Well, only if the effect is causal.
It's possible, for example, that books in the home are a marker of, for example, parental educational attainment or the extent to which they more generally provide intellectual support and nurturance for their children. In that case, books in the home may not in and of themselves be having a causal effect on the children's outcomes.
They might still be a predictor – like the hypothetical example of a smokers' yellow fingers – but if they're non-causal then interventions targeting this will be doomed to fail. A complete causal model would include this possibility – a causal path from parents to the number of books.
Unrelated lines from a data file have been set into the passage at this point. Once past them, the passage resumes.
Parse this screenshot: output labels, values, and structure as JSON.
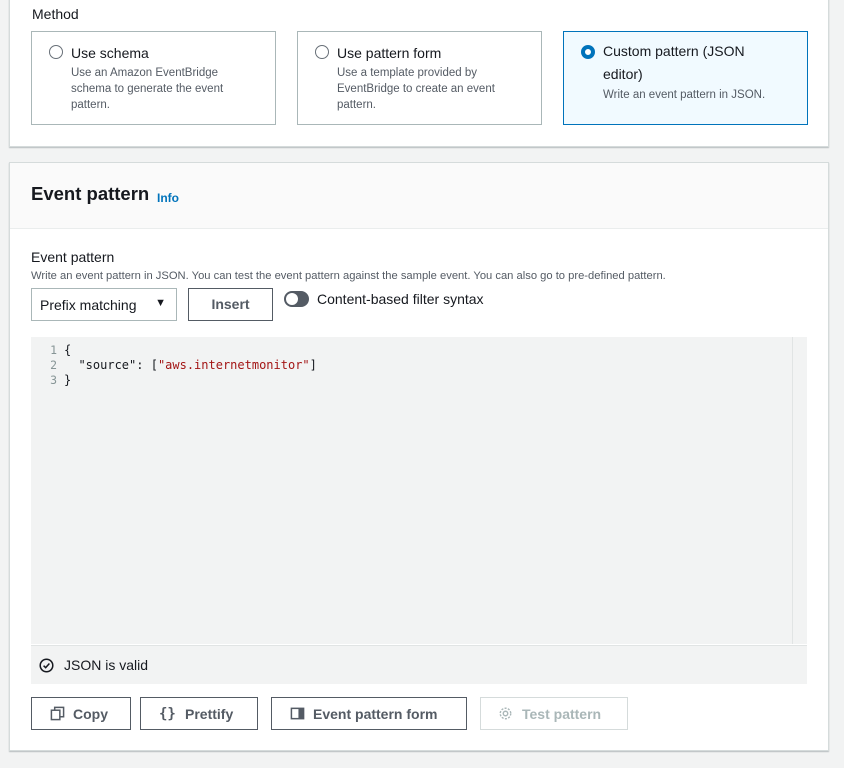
{
  "method": {
    "label": "Method",
    "options": [
      {
        "title": "Use schema",
        "desc": [
          "Use an Amazon EventBridge",
          "schema to generate the event",
          "pattern."
        ],
        "selected": false
      },
      {
        "title": "Use pattern form",
        "desc": [
          "Use a template provided by",
          "EventBridge to create an event",
          "pattern."
        ],
        "selected": false
      },
      {
        "title": [
          "Custom pattern (JSON",
          "editor)"
        ],
        "desc": [
          "Write an event pattern in JSON."
        ],
        "selected": true
      }
    ]
  },
  "event_pattern": {
    "panel_title": "Event pattern",
    "info_link": "Info",
    "field_label": "Event pattern",
    "field_desc": "Write an event pattern in JSON. You can test the event pattern against the sample event. You can also go to pre-defined pattern.",
    "select_value": "Prefix matching",
    "insert_label": "Insert",
    "toggle_label": "Content-based filter syntax",
    "toggle_on": false,
    "editor": {
      "line_numbers": [
        "1",
        "2",
        "3"
      ],
      "lines": [
        "{",
        "  \"source\": [\"aws.internetmonitor\"]",
        "}"
      ],
      "code_key": "\"source\"",
      "code_value": "\"aws.internetmonitor\""
    },
    "status": "JSON is valid",
    "buttons": {
      "copy": "Copy",
      "prettify": "Prettify",
      "form": "Event pattern form",
      "test": "Test pattern"
    }
  },
  "colors": {
    "accent": "#0073bb",
    "selected_bg": "#f1faff",
    "string": "#a31515",
    "disabled": "#aab7b8"
  },
  "icons": {
    "radio": "radio-icon",
    "caret": "caret-down-icon",
    "check": "check-circle-icon",
    "copy": "copy-icon",
    "prettify": "curly-braces-icon",
    "form": "form-panel-icon",
    "test": "gear-icon"
  }
}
We can then test whether books are a mediator (and therefore themselves causal) or just an offshoot of parental behaviour. Causal graphs allow us to test competing explanations, so we can be more confident that our answer is a correct one, and the knowledge we generate can be used effectively – for example, to develop interventions.
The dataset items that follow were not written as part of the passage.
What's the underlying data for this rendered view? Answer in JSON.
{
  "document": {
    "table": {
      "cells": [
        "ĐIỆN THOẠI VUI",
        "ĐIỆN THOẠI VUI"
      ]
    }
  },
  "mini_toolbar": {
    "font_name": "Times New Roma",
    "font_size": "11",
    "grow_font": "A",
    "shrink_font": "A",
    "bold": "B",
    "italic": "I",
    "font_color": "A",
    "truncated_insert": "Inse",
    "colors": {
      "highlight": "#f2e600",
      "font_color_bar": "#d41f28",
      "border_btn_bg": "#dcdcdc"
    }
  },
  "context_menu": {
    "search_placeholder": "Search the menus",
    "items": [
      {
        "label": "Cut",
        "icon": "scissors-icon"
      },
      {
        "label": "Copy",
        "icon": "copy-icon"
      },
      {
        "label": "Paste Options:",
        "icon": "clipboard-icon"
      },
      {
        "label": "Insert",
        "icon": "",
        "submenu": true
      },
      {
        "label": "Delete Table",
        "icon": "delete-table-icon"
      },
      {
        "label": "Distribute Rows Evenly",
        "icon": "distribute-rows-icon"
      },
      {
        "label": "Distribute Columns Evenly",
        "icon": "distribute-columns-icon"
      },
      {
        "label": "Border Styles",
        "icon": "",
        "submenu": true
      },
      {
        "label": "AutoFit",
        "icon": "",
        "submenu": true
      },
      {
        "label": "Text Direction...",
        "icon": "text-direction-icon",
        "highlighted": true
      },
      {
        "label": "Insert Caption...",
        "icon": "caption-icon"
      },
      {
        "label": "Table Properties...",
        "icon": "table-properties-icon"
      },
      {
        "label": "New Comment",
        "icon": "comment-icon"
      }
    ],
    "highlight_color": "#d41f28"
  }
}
Collinearity: Should we worry?
All statistical tests are only as good as the data they are used on.
In regression analysis, we are usually taught that a source of potentially significant error is collinearity, where supposedly independent variables are not truly independent (i.e., they are correlated). For example, two questionnaires, ostensibly measuring different things, may both be influenced by the same phenomenon or underlying construct.
(As an aside, the word 'independent' may be an echo of experimental science that doesn't really apply in the context of observational data; perhaps the continued use of the word has been taken as some notion that it is an important property of the data).
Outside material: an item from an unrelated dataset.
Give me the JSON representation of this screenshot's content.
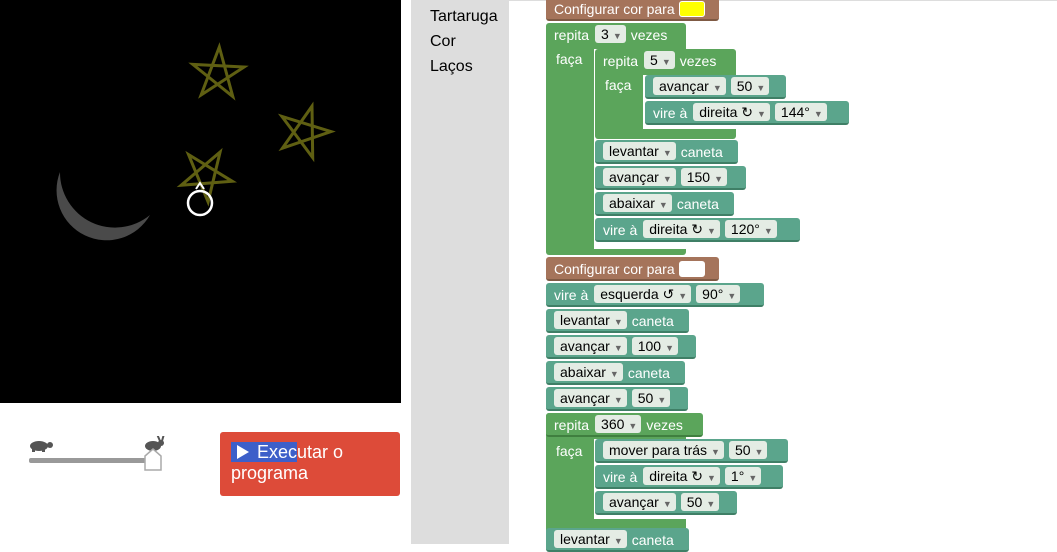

In fact, collinearity usually is not a major problem (certainly if the correlation between variables is less than, say, r = 0.8). But, more importantly, whether and how it matters depends on your research question.
In causal inference, where we use regression analysis to estimate the effect of an exposure on an outcome, and include potential confounders as other variables in our regression model. In this case, we might want the variables we include to be correlated. For example, socioeconomic position is an important potential confounder, but no single variable can capture this adequately.
So we might want to include multiple variables – parental education, household education, deprivation index for the household postcode, and so on. By doing so, we include multiple correlated variables but better capture the underlying construct we're interested in. Since the only estimate from our model we're interested in is that of our exposure, collinearity doesn't matter.
In prediction, the situation is a bit more complicated. Including multiple variables that are correlated (i.e., collinear) means that if we include them all in our model the estimates for each of these will be distorted and difficult to interpret. This matters if, for example, we want to develop a parsimonious clinical prediction model that uses the fewest variables possible (e.g., to make it easy to use in clinical practice).
In this case, we can't select variables based on the strength with which they predict the outcome. We would be better off simply selecting the one variable (from those that are correlated) that is easiest or cheapest to measure. So pragmatic considerations might be the simplest solution.
Ultimately, collinearity matters if variables are very highly correlated (e.g., r > 0.8), and we want to interpret the estimates for all the variables in the model. But we can avoid getting bogged down in that by either remembering that our question is a causal one (in which case the only estimate that matters is the one for our exposure of interest), or by taking a pragmatic approach to variable selection if our question is related to prediction (e.g., developing a clinical prediction).
Of course, these aren't the only scenarios – we might be interested in the causal effects of two (or more!) exposures simultaneously, in which case we need to be confident that these are reasonably independent. But the key point is that we need to be clear what our question is.